Isn't it funny that on this day devoted to women (particularly moms), that we men become reflective sappy boys again gushing over the women God has placed in our life (both childhood and adulthood).
It's been an interesting day and one with many emotions. So without further hesitation:
In Memory Of My Mother (Helen Backes):
My mom was an interesting creation of God. Born in 1946 in a small town in central Missouri, she was 1 of 10 kids. She lost her dad at 18 in a horrible accident in which my grandfather suffered terribly. She lost her little sister just a few years later (who was the maid of honor in my mom and dad's wedding) in an automobile accident on Easter Sunday. She would later divorce from my dad and struggled throughout her life with mental illness. To say that she was inperfect would be an understatment, but she gave me a deep love and affection for single moms. God love em, I don't know how they do it. That's not to say that my dad wasn't a huge part of my childhood, but still, being a single mom with two sons had to be hard.
My mom taught me almost everything I knew growing up. She was the one who helped me learn to play baseball (she was an all-star softball player in high school). She helped me do homework, play basketball, read, learn music, and so very much more. In many respects, it felt like at times her boys were all she had left in life. I have a profound respect, love, and memory of my mother despite the frustrations, hurts, guilt, and pain that surrounded our lives. She made poor choices in life, and at times couldn't find forgiveness or healing from the trauma that characterized her life. But as a son always will, I loved her very deeply and wanted the absolute best for her. She took her own life this past January and this is the first Mother's day without her.
I have caught myself today missing her and wishing I had one more chance to call her and tell her I love her. Don't ever miss the chance to make those calls, because one day, you won't have them on the other end to pick up the phone. Tell people now how much you miss them and how much you love them. I can't help but think of Jesus final night with His beloved disciples and the hurt and groaning He must have felt knowing His time with them was drawing to a close. We truly are not promised tomorrow. Make every moment count. Live a radical risk-taking life and follow Jesus boldly into areas you never dreamed possible. For nothing is impossible with God.
In Memory Of My Step-Mother (Joyce Backes):
While she bore the title step-mom, she was no less a mom to me than she was to her biological children. Joyce never treated me or my brother any differently and she loved us deeply as well. She was a strong woman. She was born in rural Missouri and grew up dirt poor like so many other people in that area of Missouri during the 40's and 50's. It was an agricultural area and farming was the main way to make a living back then.

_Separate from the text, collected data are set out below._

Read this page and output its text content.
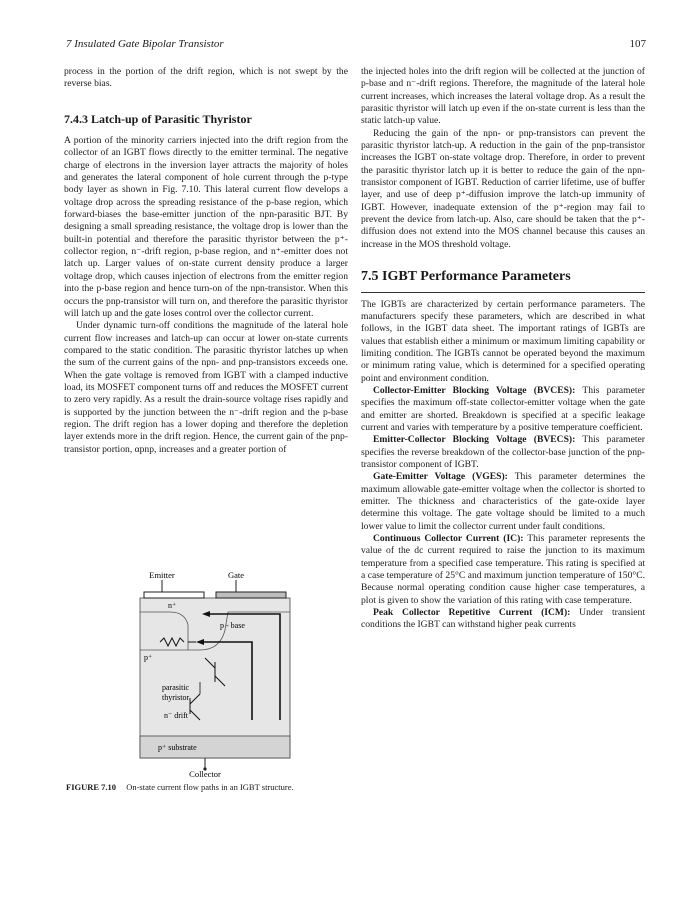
7 Insulated Gate Bipolar Transistor	107

process in the portion of the drift region, which is not swept by the reverse bias.

7.4.3 Latch-up of Parasitic Thyristor

A portion of the minority carriers injected into the drift region from the collector of an IGBT flows directly to the emitter terminal. The negative charge of electrons in the inversion layer attracts the majority of holes and generates the lateral component of hole current through the p-type body layer as shown in Fig. 7.10. This lateral current flow develops a voltage drop across the spreading resistance of the p-base region, which forward-biases the base-emitter junction of the npn-parasitic BJT. By designing a small spreading resistance, the voltage drop is lower than the built-in potential and therefore the parasitic thyristor between the p⁺-collector region, n⁻-drift region, p-base region, and n⁺-emitter does not latch up. Larger values of on-state current density produce a larger voltage drop, which causes injection of electrons from the emitter region into the p-base region and hence turn-on of the npn-transistor. When this occurs the pnp-transistor will turn on, and therefore the parasitic thyristor will latch up and the gate loses control over the collector current.

Under dynamic turn-off conditions the magnitude of the lateral hole current flow increases and latch-up can occur at lower on-state currents compared to the static condition. The parasitic thyristor latches up when the sum of the current gains of the npn- and pnp-transistors exceeds one. When the gate voltage is removed from IGBT with a clamped inductive load, its MOSFET component turns off and reduces the MOSFET current to zero very rapidly. As a result the drain-source voltage rises rapidly and is supported by the junction between the n⁻-drift region and the p-base region. The drift region has a lower doping and therefore the depletion layer extends more in the drift region. Hence, the current gain of the pnp-transistor portion, αpnp, increases and a greater portion of

Emitter	Gate
n⁺
p - base
p⁺
parasitic
thyristor
n⁻ drift
p⁺ substrate
Collector
FIGURE 7.10 On-state current flow paths in an IGBT structure.

the injected holes into the drift region will be collected at the junction of p-base and n⁻-drift regions. Therefore, the magnitude of the lateral hole current increases, which increases the lateral voltage drop. As a result the parasitic thyristor will latch up even if the on-state current is less than the static latch-up value.

Reducing the gain of the npn- or pnp-transistors can prevent the parasitic thyristor latch-up. A reduction in the gain of the pnp-transistor increases the IGBT on-state voltage drop. Therefore, in order to prevent the parasitic thyristor latch up it is better to reduce the gain of the npn-transistor component of IGBT. Reduction of carrier lifetime, use of buffer layer, and use of deep p⁺-diffusion improve the latch-up immunity of IGBT. However, inadequate extension of the p⁺-region may fail to prevent the device from latch-up. Also, care should be taken that the p⁺-diffusion does not extend into the MOS channel because this causes an increase in the MOS threshold voltage.

7.5 IGBT Performance Parameters

The IGBTs are characterized by certain performance parameters. The manufacturers specify these parameters, which are described in what follows, in the IGBT data sheet. The important ratings of IGBTs are values that establish either a minimum or maximum limiting capability or limiting condition. The IGBTs cannot be operated beyond the maximum or minimum rating value, which is determined for a specified operating point and environment condition.

Collector-Emitter Blocking Voltage (BVCES): This parameter specifies the maximum off-state collector-emitter voltage when the gate and emitter are shorted. Breakdown is specified at a specific leakage current and varies with temperature by a positive temperature coefficient.

Emitter-Collector Blocking Voltage (BVECS): This parameter specifies the reverse breakdown of the collector-base junction of the pnp-transistor component of IGBT.

Gate-Emitter Voltage (VGES): This parameter determines the maximum allowable gate-emitter voltage when the collector is shorted to emitter. The thickness and characteristics of the gate-oxide layer determine this voltage. The gate voltage should be limited to a much lower value to limit the collector current under fault conditions.

Continuous Collector Current (IC): This parameter represents the value of the dc current required to raise the junction to its maximum temperature from a specified case temperature. This rating is specified at a case temperature of 25°C and maximum junction temperature of 150°C. Because normal operating condition cause higher case temperatures, a plot is given to show the variation of this rating with case temperature.

Peak Collector Repetitive Current (ICM): Under transient conditions the IGBT can withstand higher peak currents
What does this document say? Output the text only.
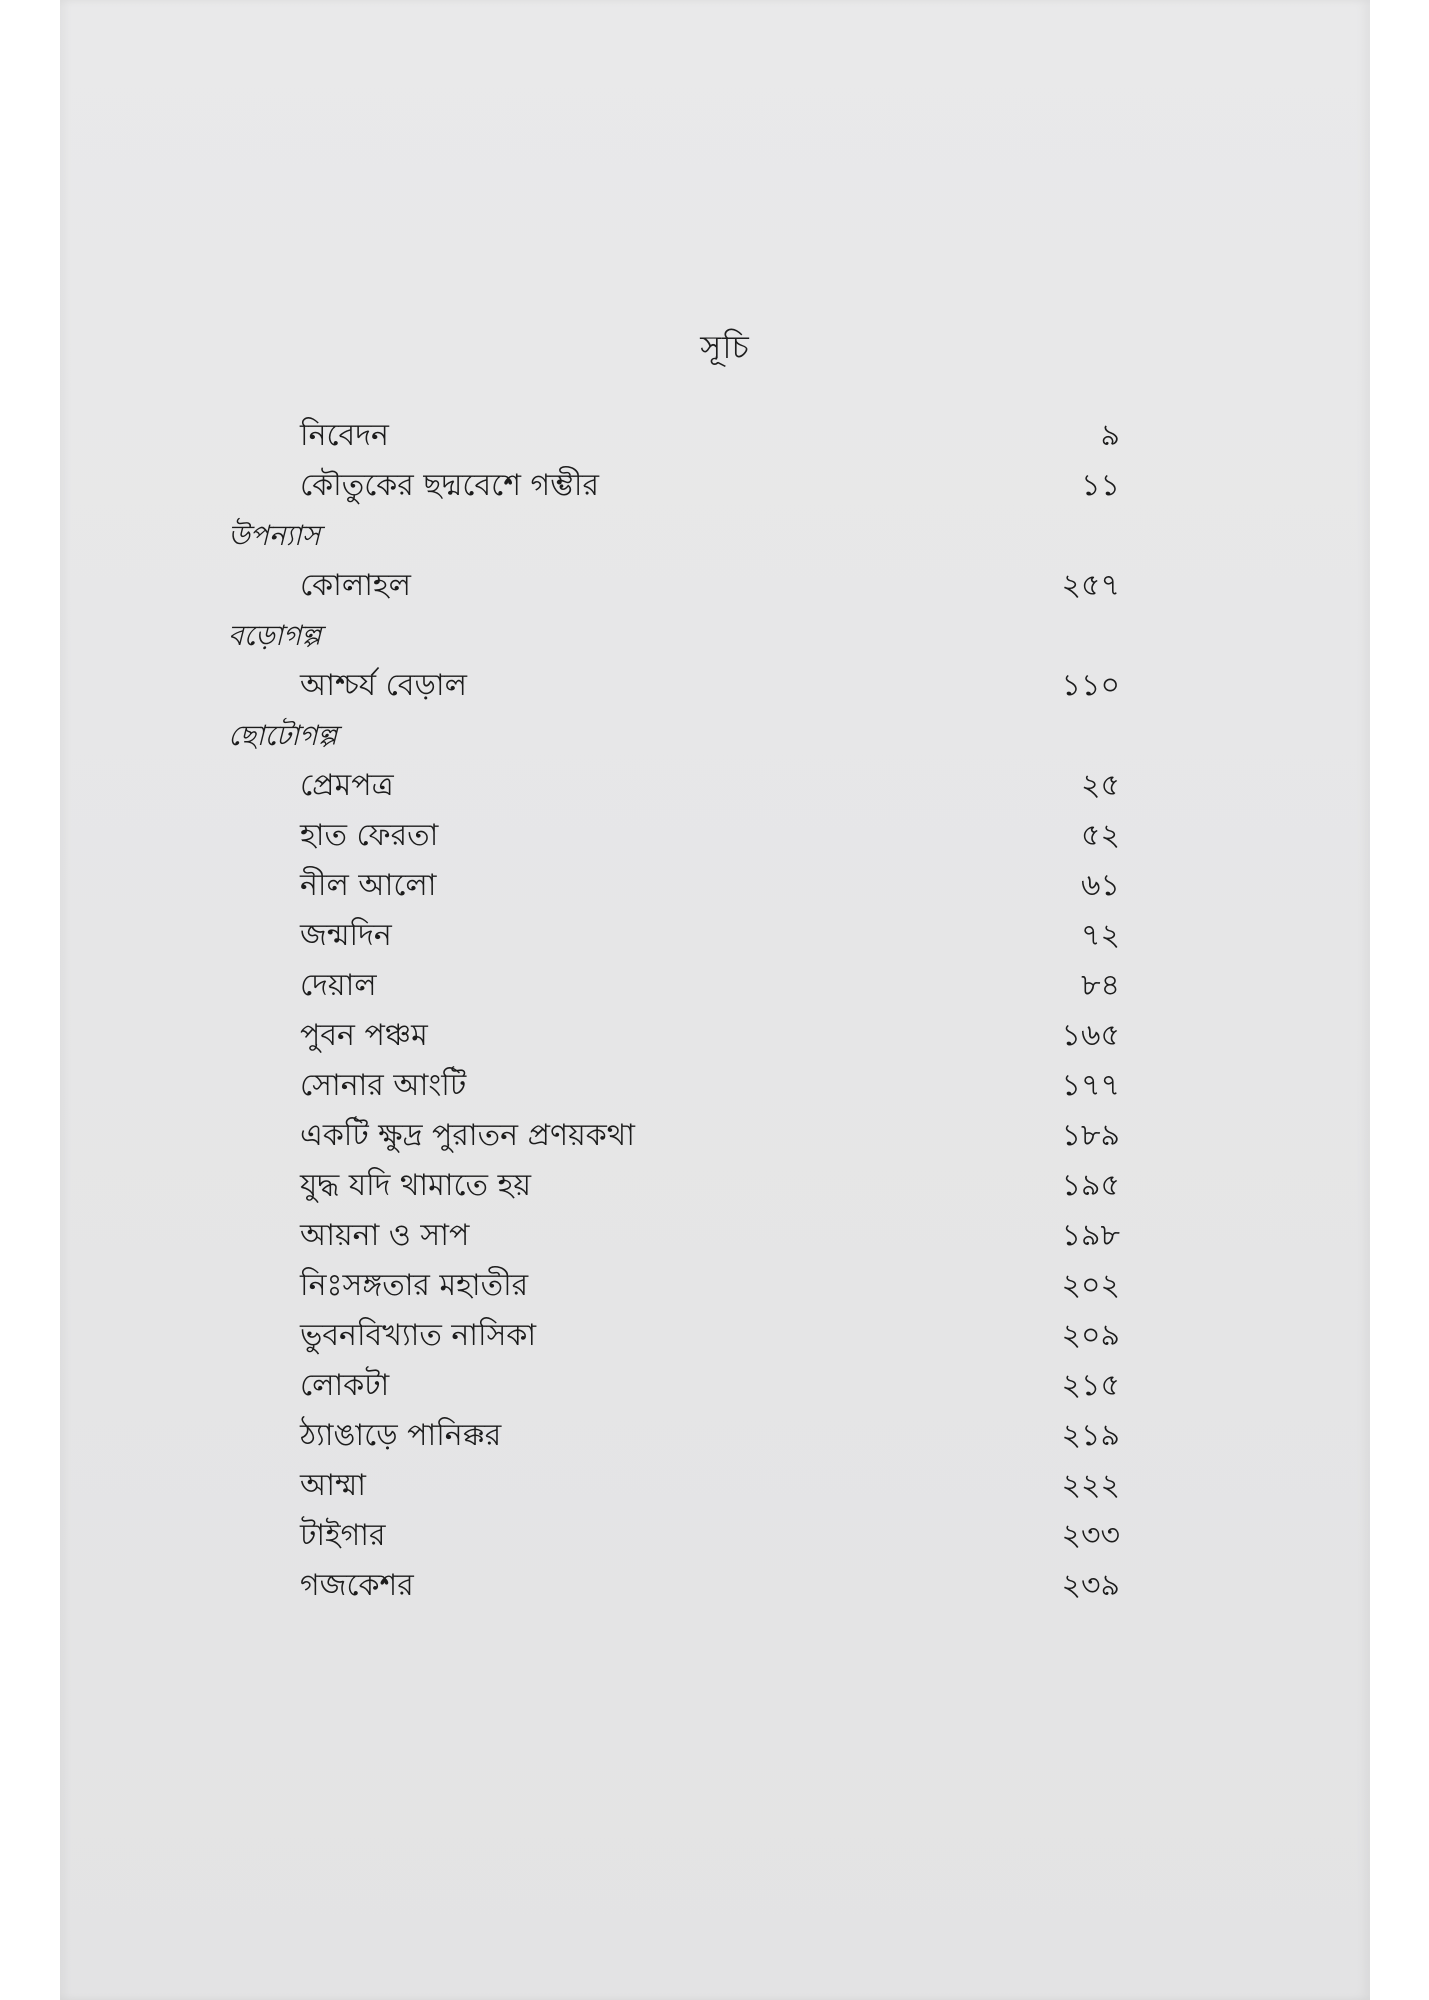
সূচি
নিবেদন	৯
কৌতুকের ছদ্মবেশে গম্ভীর	১১
উপন্যাস
কোলাহল	২৫৭
বড়োগল্প
আশ্চর্য বেড়াল	১১০
ছোটোগল্প
প্রেমপত্র	২৫
হাত ফেরতা	৫২
নীল আলো	৬১
জন্মদিন	৭২
দেয়াল	৮৪
পুবন পঞ্চম	১৬৫
সোনার আংটি	১৭৭
একটি ক্ষুদ্র পুরাতন প্রণয়কথা	১৮৯
যুদ্ধ যদি থামাতে হয়	১৯৫
আয়না ও সাপ	১৯৮
নিঃসঙ্গতার মহাতীর	২০২
ভুবনবিখ্যাত নাসিকা	২০৯
লোকটা	২১৫
ঠ্যাঙাড়ে পানিক্কর	২১৯
আম্মা	২২২
টাইগার	২৩৩
গজকেশর	২৩৯
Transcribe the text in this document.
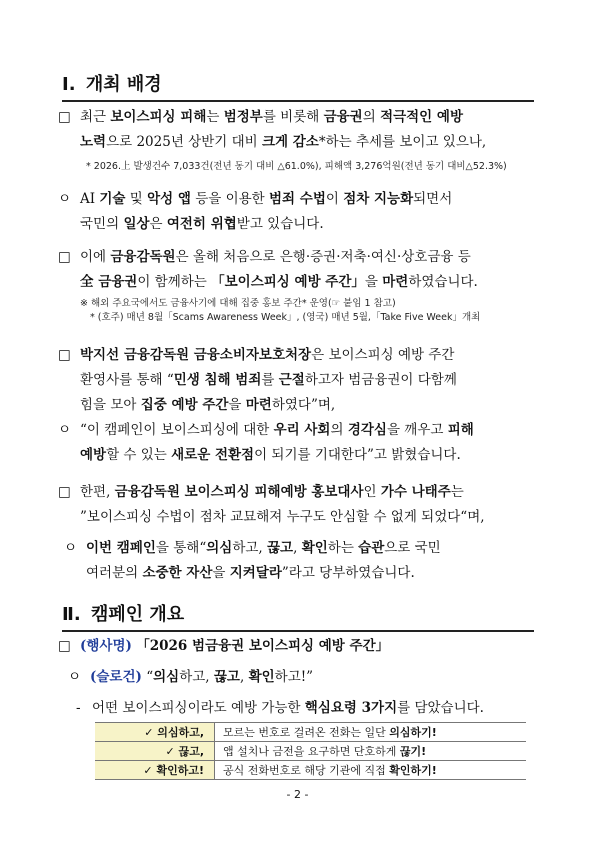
Ⅰ. 개최 배경
□ 최근 보이스피싱 피해는 범정부를 비롯해 금융권의 적극적인 예방
노력으로 2025년 상반기 대비 크게 감소*하는 추세를 보이고 있으나,
* 2026.上 발생건수 7,033건(전년 동기 대비 △61.0%), 피해액 3,276억원(전년 동기 대비△52.3%)
ㅇ AI 기술 및 악성 앱 등을 이용한 범죄 수법이 점차 지능화되면서
국민의 일상은 여전히 위협받고 있습니다.
□ 이에 금융감독원은 올해 처음으로 은행·증권·저축·여신·상호금융 등
全 금융권이 함께하는 「보이스피싱 예방 주간」을 마련하였습니다.
※ 해외 주요국에서도 금융사기에 대해 집중 홍보 주간* 운영(☞ 붙임 1 참고)
* (호주) 매년 8월「Scams Awareness Week」, (영국) 매년 5월,「Take Five Week」개최
□ 박지선 금융감독원 금융소비자보호처장은 보이스피싱 예방 주간
환영사를 통해 “민생 침해 범죄를 근절하고자 범금융권이 다함께
힘을 모아 집중 예방 주간을 마련하였다”며,
ㅇ “이 캠페인이 보이스피싱에 대한 우리 사회의 경각심을 깨우고 피해
예방할 수 있는 새로운 전환점이 되기를 기대한다”고 밝혔습니다.
□ 한편, 금융감독원 보이스피싱 피해예방 홍보대사인 가수 나태주는
”보이스피싱 수법이 점차 교묘해져 누구도 안심할 수 없게 되었다“며,
ㅇ 이번 캠페인을 통해“의심하고, 끊고, 확인하는 습관으로 국민
여러분의 소중한 자산을 지켜달라”라고 당부하였습니다.
Ⅱ. 캠페인 개요
□ (행사명) 「2026 범금융권 보이스피싱 예방 주간」
ㅇ (슬로건) “의심하고, 끊고, 확인하고!”
- 어떤 보이스피싱이라도 예방 가능한 핵심요령 3가지를 담았습니다.
✓ 의심하고,	모르는 번호로 걸려온 전화는 일단 의심하기!
✓ 끊고,	앱 설치나 금전을 요구하면 단호하게 끊기!
✓ 확인하고!	공식 전화번호로 해당 기관에 직접 확인하기!
- 2 -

It was from that poverty background and rural landscape that she would put her hand to the plow and go on to hold a politically appointed office in Missouri State Government. She worked very hard and was diligent in her career. She was a maticulous woman and bold. She did not lack courage to be a female leader in a male dominated industry (Information Technology). As a matter of fact, for most of my life I can remember my dad essentially having Joyce as his boss. Talk about interesting conversations at home! She was successful in almost every respect that the world measures (financially, family, career, etc).
Then in February of 2000, we received news that would rock our family to its foundations. She was diagnosed with advanced ovarian cancer. A long battle with cancer would ensue and she lost that battle February 21st, 2001. One of the most emotional moments of that year long battle was in a hospital during the winter. Her and I were alone in a hospital room talking and she shared with me if she could have anything she wanted, she wanted one more day to spend with my dad. All the success, all the accolades, all the money, and when faced with a battle she wouldn't win, the most important piece of her life was her husband. I'll never forget that moment because it taught me not to make an idol out of my career and not to take my family for granted. I loved Joyce dearly and I miss her today as well. She made possible so many things in my life that wouldn't have otherwise been and God's providence is amazing.
To My Wife (Jenni Backes):
So many things here to say, but many of them too personal for public consumption. I have said before and will say again, that aside from God, and His Son Jesus Christ, you have been my salvation and I don't deserve you. Your strength, love, compassion, wisdom, hard work, and beauty have held me together through our wonderful 8+ years. I thank God for you and for the fact that we became one on January 9, 1999. I look forward, God willing, to many more years together and the journeys that God will continue to take us on. It has been pedal to the metal since our wedding day, and I pray it doesn't stop. Thank you for the mother you are to our boys. Thank you for the lover you are to me. Thank you for the best friend you always are. Thank you for having me and for enduring me. May the Grace of God abound in our marriage, and may we do all that we do for the Glory of God. I can't imagine life without you, but I'm profoundly happy that I didn't have to.